CNN's insufferable Piers Morgan has been droning on about the "evils" of child labor; an easy target of attack for those whose conditioned minds confuse "people pushing" with "socially responsible" behavior.
I had my first paper-route when I was nine years old — delivering morning/evening/and Sunday papers for about $20 per month. Between that time and my graduation from high school, I worked — without pay — as an assistant for my father's surveying business; a paid caddy at a golf course; a car-hop at a drive-in; working — again, without pay — as an actor on a Saturday morning children's show on a local radio station; and an usher at a movie theater. I recall the excitement of my ushering salary rising from 50 cents to 60 cents per hour. Of course, in none of these jobs was I competing with members of labor unions who would have demanded — and, with the help of the state, have received — much higher pay than I received!
My childhood was dominated by my commitment to work, an undertaking that originated with me. And far from being "exploited" by the experience, this work helped me to develop a sense of existential independence, the ability to cooperate with my peers, the discipline to save — and even invest my earnings — and social skills unsupervised by parents or school officials. Most of the work I performed gave me a great deal of private time — periods of self-reflection — with which to think about what I wanted from life, who I was, and of my relationships with others. The independence associated with such work is contrasted with the institutionalized control of modern children for whom any display of spontaneity and self-directedness is met with intervention by "professionals" whose job it is to supervise and keep constrained any youngster who might be inclined to stray from the herd.
Children who have grown up in an environment in which they have been able to negotiate — and be compensated for — the terms of their relations with others, enjoy a sense of self-control that is troublesome for institutional interests that prefer to treat people as fungible resources. To the established order, an independent person represents a form of "entropy," (i.e., energy unavailable for productive work). There is a cost associated with the dehumanization of childhood that finds expression in a variety of life-destroying practices such as the killing or maiming of soldiers, and the epidemic of suicides among members of the military.

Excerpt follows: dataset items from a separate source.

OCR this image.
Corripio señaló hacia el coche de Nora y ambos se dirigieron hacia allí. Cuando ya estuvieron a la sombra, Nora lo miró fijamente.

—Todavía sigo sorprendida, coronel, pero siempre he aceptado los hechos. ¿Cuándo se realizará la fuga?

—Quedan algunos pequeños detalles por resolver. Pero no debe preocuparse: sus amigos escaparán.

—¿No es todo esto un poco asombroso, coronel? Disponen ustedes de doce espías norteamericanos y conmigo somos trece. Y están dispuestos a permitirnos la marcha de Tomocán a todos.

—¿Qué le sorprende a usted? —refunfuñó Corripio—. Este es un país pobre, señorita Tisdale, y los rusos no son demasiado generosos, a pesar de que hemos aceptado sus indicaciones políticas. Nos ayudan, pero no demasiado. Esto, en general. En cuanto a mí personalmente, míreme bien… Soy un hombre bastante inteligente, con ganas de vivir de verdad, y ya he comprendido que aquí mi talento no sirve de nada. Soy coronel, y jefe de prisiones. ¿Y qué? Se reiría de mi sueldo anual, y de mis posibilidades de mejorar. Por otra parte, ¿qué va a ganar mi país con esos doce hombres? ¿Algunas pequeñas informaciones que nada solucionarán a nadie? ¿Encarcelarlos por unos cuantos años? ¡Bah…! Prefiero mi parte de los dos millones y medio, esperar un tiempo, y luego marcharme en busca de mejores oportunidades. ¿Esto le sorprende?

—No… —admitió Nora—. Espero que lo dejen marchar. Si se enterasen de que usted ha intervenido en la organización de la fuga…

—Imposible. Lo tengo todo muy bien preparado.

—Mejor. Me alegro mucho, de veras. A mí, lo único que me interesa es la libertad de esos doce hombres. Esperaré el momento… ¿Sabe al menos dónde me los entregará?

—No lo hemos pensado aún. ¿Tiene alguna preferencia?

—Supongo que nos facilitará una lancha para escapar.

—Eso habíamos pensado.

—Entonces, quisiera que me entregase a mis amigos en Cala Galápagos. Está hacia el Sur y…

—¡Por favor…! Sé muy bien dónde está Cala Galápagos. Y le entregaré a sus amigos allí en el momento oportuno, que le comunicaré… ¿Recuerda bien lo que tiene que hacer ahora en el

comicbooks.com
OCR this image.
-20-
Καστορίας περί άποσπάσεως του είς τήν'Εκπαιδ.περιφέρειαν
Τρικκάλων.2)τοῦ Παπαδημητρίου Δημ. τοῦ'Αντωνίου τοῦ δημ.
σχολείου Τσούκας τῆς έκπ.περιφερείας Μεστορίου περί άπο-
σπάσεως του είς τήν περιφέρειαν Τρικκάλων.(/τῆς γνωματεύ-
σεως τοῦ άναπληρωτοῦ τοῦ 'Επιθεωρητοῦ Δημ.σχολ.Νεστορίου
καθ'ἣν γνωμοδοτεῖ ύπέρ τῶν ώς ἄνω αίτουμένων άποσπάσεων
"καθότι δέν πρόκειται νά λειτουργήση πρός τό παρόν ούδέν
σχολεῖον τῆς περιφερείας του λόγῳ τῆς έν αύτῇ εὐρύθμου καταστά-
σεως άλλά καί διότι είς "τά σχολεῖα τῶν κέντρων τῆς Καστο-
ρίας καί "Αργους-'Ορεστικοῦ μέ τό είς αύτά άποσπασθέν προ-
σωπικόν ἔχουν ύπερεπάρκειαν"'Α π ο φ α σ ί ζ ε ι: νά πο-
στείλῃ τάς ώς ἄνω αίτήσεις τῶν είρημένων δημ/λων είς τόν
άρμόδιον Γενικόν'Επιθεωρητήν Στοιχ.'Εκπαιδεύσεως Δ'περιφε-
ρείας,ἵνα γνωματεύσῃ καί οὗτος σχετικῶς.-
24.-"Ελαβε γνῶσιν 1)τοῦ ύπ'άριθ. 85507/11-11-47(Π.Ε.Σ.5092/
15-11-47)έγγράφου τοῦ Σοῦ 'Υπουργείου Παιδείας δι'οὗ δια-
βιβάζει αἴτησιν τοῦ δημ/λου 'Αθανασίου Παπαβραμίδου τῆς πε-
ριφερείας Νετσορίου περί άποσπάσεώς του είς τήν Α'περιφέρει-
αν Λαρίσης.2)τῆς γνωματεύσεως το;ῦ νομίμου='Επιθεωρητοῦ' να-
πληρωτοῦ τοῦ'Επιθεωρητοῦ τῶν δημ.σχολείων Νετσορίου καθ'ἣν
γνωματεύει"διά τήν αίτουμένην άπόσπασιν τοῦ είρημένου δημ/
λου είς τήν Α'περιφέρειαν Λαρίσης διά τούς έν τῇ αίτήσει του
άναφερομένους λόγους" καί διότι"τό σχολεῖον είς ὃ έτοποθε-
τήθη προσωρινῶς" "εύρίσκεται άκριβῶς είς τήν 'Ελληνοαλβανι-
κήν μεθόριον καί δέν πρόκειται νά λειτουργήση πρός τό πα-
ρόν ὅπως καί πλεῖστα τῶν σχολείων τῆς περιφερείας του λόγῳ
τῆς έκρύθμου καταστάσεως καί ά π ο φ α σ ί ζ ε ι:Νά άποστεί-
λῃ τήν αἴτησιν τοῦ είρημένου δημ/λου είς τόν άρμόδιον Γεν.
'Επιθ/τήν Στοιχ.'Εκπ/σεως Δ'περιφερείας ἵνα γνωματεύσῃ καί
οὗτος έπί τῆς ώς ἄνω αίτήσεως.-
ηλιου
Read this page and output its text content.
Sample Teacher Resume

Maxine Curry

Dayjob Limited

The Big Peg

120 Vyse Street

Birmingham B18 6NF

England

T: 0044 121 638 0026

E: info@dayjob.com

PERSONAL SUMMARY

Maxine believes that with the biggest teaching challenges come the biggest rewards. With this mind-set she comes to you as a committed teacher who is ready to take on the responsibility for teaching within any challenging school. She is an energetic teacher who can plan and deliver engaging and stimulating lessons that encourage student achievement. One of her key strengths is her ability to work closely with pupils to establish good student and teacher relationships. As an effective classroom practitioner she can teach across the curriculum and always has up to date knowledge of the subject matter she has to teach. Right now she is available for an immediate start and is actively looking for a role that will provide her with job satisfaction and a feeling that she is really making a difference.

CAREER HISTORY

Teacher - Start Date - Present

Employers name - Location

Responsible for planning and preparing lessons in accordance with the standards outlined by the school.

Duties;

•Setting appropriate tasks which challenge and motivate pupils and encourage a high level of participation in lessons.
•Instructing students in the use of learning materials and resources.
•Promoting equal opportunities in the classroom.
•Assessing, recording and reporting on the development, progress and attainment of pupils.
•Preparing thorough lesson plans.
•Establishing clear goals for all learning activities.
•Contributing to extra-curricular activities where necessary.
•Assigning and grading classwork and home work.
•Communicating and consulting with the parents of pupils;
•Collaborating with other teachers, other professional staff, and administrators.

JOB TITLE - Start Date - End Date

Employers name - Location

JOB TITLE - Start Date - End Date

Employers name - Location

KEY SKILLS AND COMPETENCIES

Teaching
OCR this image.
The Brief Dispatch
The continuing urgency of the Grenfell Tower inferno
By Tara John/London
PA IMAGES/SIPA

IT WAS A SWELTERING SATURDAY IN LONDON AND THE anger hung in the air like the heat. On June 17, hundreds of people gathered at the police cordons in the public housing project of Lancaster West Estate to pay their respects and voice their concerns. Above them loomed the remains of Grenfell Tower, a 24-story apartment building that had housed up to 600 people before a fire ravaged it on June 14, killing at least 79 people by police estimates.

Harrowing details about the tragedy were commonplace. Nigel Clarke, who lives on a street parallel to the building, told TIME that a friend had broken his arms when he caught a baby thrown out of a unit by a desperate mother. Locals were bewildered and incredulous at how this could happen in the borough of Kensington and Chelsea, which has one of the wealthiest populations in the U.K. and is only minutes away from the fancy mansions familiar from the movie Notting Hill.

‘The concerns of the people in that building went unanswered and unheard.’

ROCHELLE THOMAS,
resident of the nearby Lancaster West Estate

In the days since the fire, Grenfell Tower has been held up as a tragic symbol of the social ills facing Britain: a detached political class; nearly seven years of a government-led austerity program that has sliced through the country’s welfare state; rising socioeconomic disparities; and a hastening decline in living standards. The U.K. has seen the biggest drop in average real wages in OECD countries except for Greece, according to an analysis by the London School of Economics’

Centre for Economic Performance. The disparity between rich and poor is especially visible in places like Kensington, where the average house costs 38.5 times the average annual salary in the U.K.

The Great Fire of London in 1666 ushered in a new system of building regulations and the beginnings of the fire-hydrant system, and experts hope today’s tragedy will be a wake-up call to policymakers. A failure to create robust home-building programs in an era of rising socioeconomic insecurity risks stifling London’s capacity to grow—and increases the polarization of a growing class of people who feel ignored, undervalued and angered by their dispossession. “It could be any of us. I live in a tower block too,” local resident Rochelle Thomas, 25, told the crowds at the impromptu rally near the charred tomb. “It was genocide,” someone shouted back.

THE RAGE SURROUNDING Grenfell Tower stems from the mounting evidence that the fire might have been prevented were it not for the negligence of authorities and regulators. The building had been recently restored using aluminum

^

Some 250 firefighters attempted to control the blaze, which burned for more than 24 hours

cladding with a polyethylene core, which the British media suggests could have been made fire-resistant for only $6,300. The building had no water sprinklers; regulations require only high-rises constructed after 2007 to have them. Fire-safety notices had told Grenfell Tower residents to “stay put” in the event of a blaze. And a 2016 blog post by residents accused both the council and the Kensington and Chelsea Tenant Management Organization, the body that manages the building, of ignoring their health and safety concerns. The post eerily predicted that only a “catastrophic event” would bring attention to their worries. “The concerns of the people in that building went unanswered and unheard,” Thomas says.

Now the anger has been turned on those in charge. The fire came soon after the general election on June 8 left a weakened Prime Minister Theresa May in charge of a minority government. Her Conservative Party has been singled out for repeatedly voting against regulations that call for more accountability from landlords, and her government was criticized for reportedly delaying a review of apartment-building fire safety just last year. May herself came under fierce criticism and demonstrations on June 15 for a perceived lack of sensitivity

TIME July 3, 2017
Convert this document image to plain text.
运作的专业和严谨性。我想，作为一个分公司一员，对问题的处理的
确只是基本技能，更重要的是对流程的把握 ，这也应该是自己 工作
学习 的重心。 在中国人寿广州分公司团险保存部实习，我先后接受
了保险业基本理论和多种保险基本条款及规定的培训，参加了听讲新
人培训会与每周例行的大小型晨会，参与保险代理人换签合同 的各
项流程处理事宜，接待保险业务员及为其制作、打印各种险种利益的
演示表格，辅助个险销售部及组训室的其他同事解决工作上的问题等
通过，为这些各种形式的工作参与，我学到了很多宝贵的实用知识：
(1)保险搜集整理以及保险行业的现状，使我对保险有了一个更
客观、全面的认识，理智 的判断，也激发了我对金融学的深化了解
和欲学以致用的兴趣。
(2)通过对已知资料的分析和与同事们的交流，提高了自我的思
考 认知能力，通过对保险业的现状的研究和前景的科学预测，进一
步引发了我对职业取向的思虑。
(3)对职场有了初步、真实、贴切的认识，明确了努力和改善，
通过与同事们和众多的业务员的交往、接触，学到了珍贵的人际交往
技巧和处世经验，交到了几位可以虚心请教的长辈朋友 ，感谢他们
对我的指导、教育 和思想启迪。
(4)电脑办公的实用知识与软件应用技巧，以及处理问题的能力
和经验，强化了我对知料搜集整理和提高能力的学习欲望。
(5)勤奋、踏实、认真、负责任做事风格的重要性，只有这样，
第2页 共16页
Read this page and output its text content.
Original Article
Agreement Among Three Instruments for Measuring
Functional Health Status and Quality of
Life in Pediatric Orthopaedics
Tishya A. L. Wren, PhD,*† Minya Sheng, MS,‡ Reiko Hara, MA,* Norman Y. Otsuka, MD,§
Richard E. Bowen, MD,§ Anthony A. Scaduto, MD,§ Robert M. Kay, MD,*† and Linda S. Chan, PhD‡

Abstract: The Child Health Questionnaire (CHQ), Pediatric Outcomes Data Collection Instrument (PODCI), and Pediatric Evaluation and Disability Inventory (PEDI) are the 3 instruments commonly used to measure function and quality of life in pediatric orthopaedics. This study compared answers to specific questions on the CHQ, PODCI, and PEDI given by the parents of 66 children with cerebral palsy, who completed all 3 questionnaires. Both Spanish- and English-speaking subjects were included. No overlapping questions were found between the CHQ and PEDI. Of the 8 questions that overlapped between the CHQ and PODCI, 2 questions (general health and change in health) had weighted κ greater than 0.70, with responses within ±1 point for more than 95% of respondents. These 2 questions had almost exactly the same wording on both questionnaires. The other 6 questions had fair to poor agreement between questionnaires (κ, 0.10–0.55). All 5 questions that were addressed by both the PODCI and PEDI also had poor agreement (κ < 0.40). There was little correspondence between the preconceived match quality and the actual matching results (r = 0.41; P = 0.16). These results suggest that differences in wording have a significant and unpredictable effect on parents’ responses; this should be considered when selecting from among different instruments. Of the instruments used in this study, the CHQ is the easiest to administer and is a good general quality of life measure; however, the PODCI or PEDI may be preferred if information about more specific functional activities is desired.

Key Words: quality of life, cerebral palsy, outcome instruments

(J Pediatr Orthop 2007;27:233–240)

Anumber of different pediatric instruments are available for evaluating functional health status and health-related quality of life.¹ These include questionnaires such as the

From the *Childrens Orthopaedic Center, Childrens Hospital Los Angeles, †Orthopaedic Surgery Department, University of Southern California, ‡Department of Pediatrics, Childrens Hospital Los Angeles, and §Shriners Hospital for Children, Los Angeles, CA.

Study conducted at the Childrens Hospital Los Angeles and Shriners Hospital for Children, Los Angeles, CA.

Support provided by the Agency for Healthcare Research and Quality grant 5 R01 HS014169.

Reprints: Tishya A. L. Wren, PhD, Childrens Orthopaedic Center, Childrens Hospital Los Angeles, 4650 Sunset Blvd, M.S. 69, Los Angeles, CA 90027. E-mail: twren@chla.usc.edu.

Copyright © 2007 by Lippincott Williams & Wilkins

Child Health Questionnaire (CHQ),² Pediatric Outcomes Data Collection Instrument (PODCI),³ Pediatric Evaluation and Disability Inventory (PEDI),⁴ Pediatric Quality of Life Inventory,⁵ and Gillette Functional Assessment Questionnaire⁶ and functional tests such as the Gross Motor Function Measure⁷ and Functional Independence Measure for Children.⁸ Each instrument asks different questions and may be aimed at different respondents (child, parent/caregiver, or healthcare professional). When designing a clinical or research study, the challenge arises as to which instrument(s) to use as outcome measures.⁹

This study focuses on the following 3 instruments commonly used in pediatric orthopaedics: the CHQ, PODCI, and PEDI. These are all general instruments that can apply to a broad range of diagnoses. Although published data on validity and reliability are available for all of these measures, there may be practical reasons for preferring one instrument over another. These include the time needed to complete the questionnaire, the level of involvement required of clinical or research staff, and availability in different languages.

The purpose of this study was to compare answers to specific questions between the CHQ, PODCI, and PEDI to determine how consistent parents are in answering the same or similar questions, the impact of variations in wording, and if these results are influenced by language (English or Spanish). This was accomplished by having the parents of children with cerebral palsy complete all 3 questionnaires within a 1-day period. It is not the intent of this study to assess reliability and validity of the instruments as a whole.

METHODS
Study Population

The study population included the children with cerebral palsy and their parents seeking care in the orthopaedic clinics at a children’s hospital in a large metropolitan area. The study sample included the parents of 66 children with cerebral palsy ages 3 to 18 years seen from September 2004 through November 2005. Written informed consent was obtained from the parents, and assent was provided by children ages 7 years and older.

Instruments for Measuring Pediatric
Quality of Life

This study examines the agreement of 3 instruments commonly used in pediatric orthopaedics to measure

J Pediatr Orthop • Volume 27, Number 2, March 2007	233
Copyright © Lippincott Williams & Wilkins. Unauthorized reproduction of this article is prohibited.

I will be more inclined to believe in the sincerity of those who pretend to be concerned about the "exploitation" of children when I see them preaching and campaigning to end their political destruction. When the military continues to routinely kill 6, 8, and 10 year old children without much criticism expressed by those who can voice no higher moral standard than "support the troops;" when people like Julian Assange can be condemned in the harshest terms by government officials and politicians for the offense of showing the aerial slaughter of children; when children are regularly destroyed by American cluster-bombs and drone-bombers; it is time for the Piers Morgans and the rest of the media to abandon their attacks on the marketplace for allowing children to work, and to focus their attentions on what even the dullest of their minds must be able to see as the depraved and dehumanized nature of all political systems.